I would love to contribute this feature upstream to rails. Supporting connection lifetime directly across pools, connections and the reaper in roughly the same places as idle timeout could be much more elegant than this workaround. Discarding the connection would probably be preferable to reconnection, too, but was too complex for this workaround.

Would there be appetite for such a contribution?

6 Likes

@sj26 we are running into this issue as well. Do you have an example of how you apply the this ConnectionAdapter?

1 Like

Am also in need of this feature, and for the exact same reasons as stated by OP.

I think this is very import for large rails application, for now, we have to use pgbouncer to low down the connection pool issue.

Interesting. Well, I guess this hasn’t gotten a lot of traction in the last 2 years. However, it’s an interesting topic to me. In case your team or another team is pursuing this, here are some additional questions:

  • Are there other infrastructure alternatives like haproxy, that have a native connection lifetime/max duration concept?
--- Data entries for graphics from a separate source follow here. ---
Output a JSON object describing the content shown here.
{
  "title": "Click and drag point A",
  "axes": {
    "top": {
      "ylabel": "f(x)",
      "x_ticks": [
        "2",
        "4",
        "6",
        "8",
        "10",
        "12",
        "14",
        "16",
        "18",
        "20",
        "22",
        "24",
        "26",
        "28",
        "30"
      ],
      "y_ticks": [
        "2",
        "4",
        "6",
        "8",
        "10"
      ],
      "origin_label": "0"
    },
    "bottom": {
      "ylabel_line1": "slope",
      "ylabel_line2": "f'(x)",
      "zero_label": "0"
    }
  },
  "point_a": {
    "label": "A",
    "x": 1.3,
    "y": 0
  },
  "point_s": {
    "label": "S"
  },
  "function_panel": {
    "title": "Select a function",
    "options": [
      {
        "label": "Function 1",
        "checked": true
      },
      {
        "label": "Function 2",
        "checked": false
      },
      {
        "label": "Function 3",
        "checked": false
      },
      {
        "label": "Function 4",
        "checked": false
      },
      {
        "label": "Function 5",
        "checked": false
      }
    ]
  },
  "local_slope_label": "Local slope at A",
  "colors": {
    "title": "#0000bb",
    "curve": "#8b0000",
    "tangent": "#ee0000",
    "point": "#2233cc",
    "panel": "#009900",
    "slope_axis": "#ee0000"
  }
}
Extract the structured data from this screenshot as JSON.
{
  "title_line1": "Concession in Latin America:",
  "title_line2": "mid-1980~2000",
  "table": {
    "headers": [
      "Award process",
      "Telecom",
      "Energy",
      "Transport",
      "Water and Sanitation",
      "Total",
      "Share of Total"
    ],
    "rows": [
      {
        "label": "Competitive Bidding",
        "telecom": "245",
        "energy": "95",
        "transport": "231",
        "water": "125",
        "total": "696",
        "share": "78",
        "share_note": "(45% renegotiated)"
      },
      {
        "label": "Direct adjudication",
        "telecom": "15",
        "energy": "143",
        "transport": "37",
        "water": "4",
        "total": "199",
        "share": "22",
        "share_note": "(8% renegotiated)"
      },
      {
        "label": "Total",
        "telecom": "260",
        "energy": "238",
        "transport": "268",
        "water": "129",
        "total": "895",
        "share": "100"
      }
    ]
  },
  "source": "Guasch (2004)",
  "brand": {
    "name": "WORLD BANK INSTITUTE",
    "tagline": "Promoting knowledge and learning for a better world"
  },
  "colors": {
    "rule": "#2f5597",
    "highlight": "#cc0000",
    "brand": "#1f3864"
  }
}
The RFC may be strengthened by listing alternatives, and then comparing them to your proposed solution.
  • Could this be implemented as an extension to active record, rather than in core active record, since it might not be useful generally? Most of the time I think the connections are either actively in use, or the active record connection pool client connections are open, but in an idle state, and the idle_timeout should reap them when that time is reached (300 seconds by default).
  • Is this unlikely to gain core acceptance, because it’s limited to PostgreSQL/pgbouncer only?
  • Would the lifetime/duration work the same way when directly connected to the database, as opposed to when connected through pgbouncer?